Single Node#

There are multiple ways you can deploy RAPIDS on a single instance, but the easiest is to use the RAPIDS docker image:

Launch a VM instance#

Launch an instance supported by RAPIDS. See the introduction section for a list of supported instance types.

Configure networking#

Create a Floating IP and associate that with the created instance to access the instance on the web.

Login#

Using the credentials supplied by IBM, log into the instance via SSH. For a short guide on launching your instance and accessing it, read the Getting Started with IBM Virtual Server Documentation.

Install pre-requisites#

Install the NVIDIA drivers and Docker and the NVIDIA Docker runtime in the IBM virtual server instance.

Install RAPIDS#

Install RAPIDS docker image.
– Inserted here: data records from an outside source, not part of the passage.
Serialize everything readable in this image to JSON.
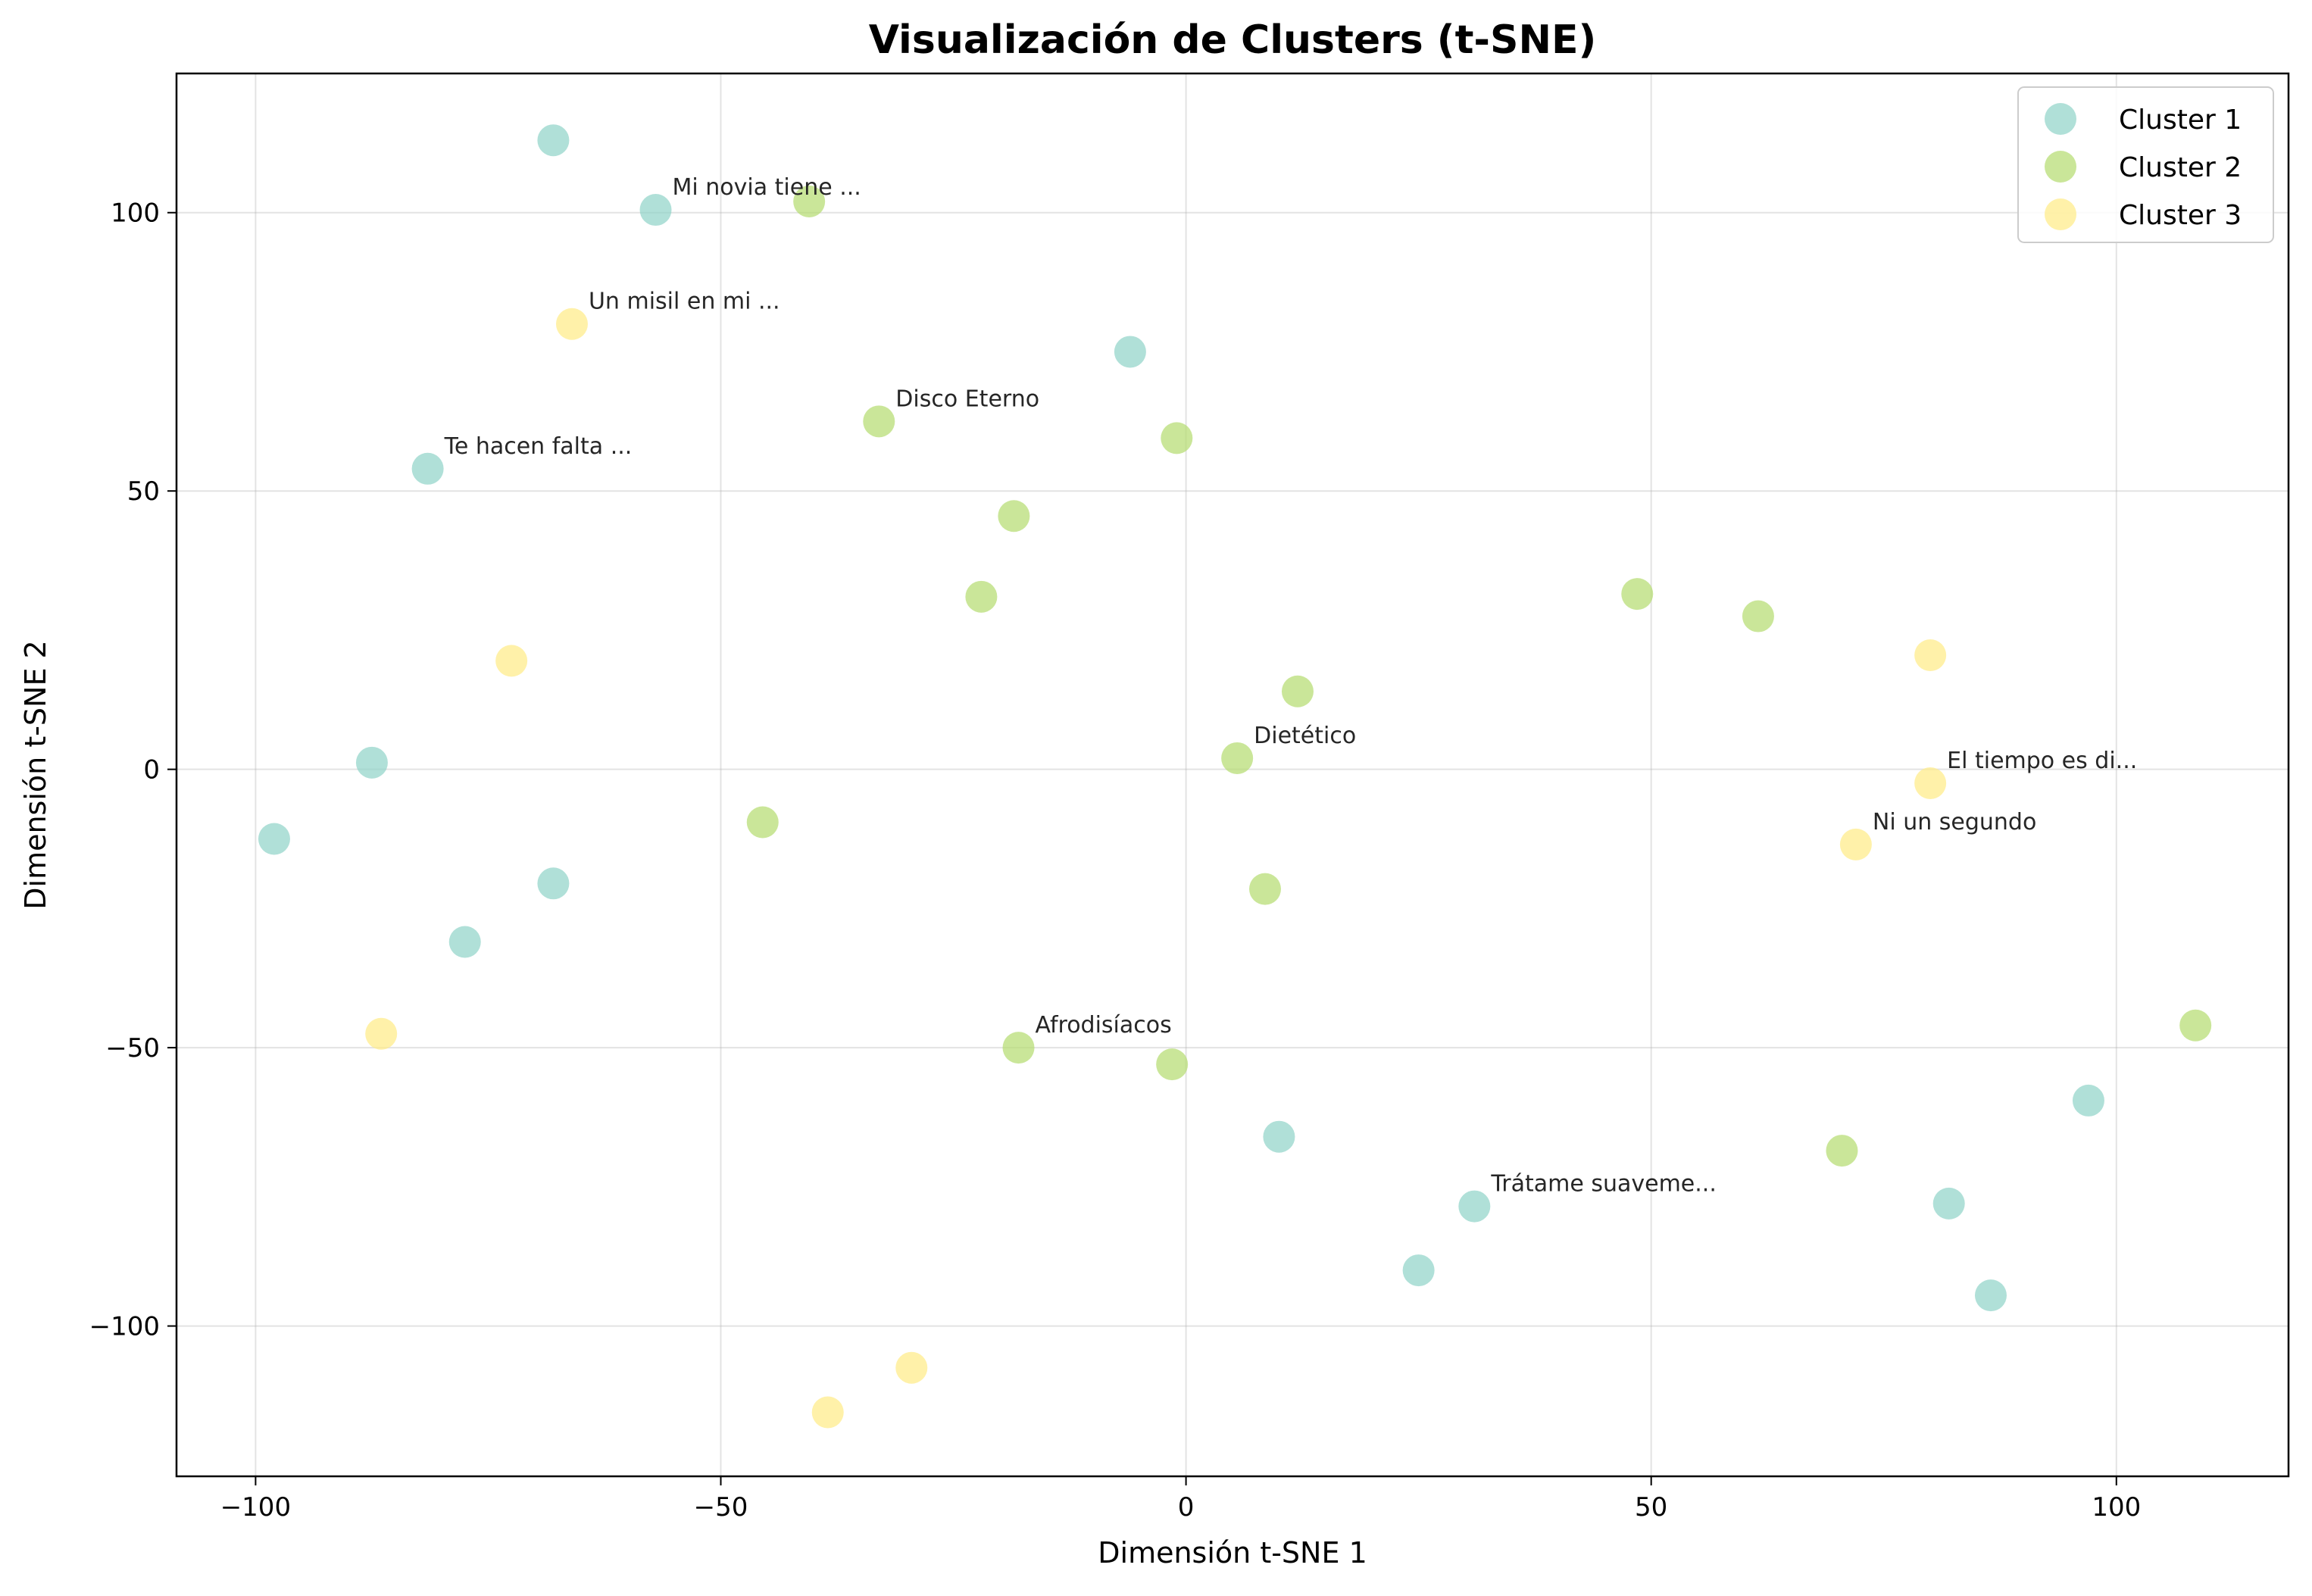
{
  "chart_data": {
    "type": "scatter",
    "title": "Visualización de Clusters (t-SNE)",
    "xlabel": "Dimensión t-SNE 1",
    "ylabel": "Dimensión t-SNE 2",
    "xlim": [
      -108.5,
      118.5
    ],
    "ylim": [
      -127,
      125
    ],
    "xticks": [
      -100,
      -50,
      0,
      50,
      100
    ],
    "yticks": [
      -100,
      -50,
      0,
      50,
      100
    ],
    "xtick_labels": [
      "−100",
      "−50",
      "0",
      "50",
      "100"
    ],
    "ytick_labels": [
      "−100",
      "−50",
      "0",
      "50",
      "100"
    ],
    "grid": true,
    "legend_position": "top-right",
    "series": [
      {
        "name": "Cluster 1",
        "color": "#8fd3c7",
        "points": [
          [
            -68,
            113
          ],
          [
            -57,
            100.5
          ],
          [
            -6,
            75
          ],
          [
            -81.5,
            54
          ],
          [
            -87.5,
            1.2
          ],
          [
            -98,
            -12.5
          ],
          [
            -68,
            -20.5
          ],
          [
            -77.5,
            -31
          ],
          [
            10,
            -66
          ],
          [
            31,
            -78.5
          ],
          [
            25,
            -90
          ],
          [
            82,
            -78
          ],
          [
            97,
            -59.5
          ],
          [
            86.5,
            -94.5
          ]
        ]
      },
      {
        "name": "Cluster 2",
        "color": "#b4dc6d",
        "points": [
          [
            -40.5,
            102
          ],
          [
            -33,
            62.5
          ],
          [
            -1,
            59.5
          ],
          [
            -18.5,
            45.5
          ],
          [
            -22,
            31
          ],
          [
            12,
            14
          ],
          [
            5.5,
            2
          ],
          [
            48.5,
            31.5
          ],
          [
            61.5,
            27.5
          ],
          [
            -45.5,
            -9.5
          ],
          [
            8.5,
            -21.5
          ],
          [
            -18,
            -50
          ],
          [
            -1.5,
            -53
          ],
          [
            70.5,
            -68.5
          ],
          [
            108.5,
            -46
          ]
        ]
      },
      {
        "name": "Cluster 3",
        "color": "#ffeb85",
        "points": [
          [
            -66,
            80
          ],
          [
            -72.5,
            19.5
          ],
          [
            -86.5,
            -47.5
          ],
          [
            80,
            20.5
          ],
          [
            80,
            -2.5
          ],
          [
            72,
            -13.5
          ],
          [
            -29.5,
            -107.5
          ],
          [
            -38.5,
            -115.5
          ]
        ]
      }
    ],
    "annotations": [
      {
        "text": "Mi novia tiene ...",
        "x": -57,
        "y": 100.5
      },
      {
        "text": "Un misil en mi ...",
        "x": -66,
        "y": 80
      },
      {
        "text": "Disco Eterno",
        "x": -33,
        "y": 62.5
      },
      {
        "text": "Te hacen falta ...",
        "x": -81.5,
        "y": 54
      },
      {
        "text": "Dietético",
        "x": 5.5,
        "y": 2
      },
      {
        "text": "El tiempo es di...",
        "x": 80,
        "y": -2.5
      },
      {
        "text": "Ni un segundo",
        "x": 72,
        "y": -13.5
      },
      {
        "text": "Afrodisíacos",
        "x": -18,
        "y": -50
      },
      {
        "text": "Trátame suaveme...",
        "x": 31,
        "y": -78.5
      }
    ]
  }
}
The docker container can be customized by using the options provided in the Getting Started page of RAPIDS. Example of an image that can be used is provided below:

$ docker pull rapidsai/rapidsai:22.10-cuda11.5-runtime-ubuntu20.04-py3.9
$ docker run --gpus all --rm -it --shm-size=1g --ulimit memlock=-1 -p 8888:8888 -p 8787:8787 -p 8786:8786 \
    rapidsai/rapidsai:22.10-cuda11.5-runtime-ubuntu20.04-py3.9

Test RAPIDS#

Test it! The RAPIDS docker image will start a Jupyter notebook instance automatically. You can log into it by going to the Floating IP address associated with the instance on port 8888.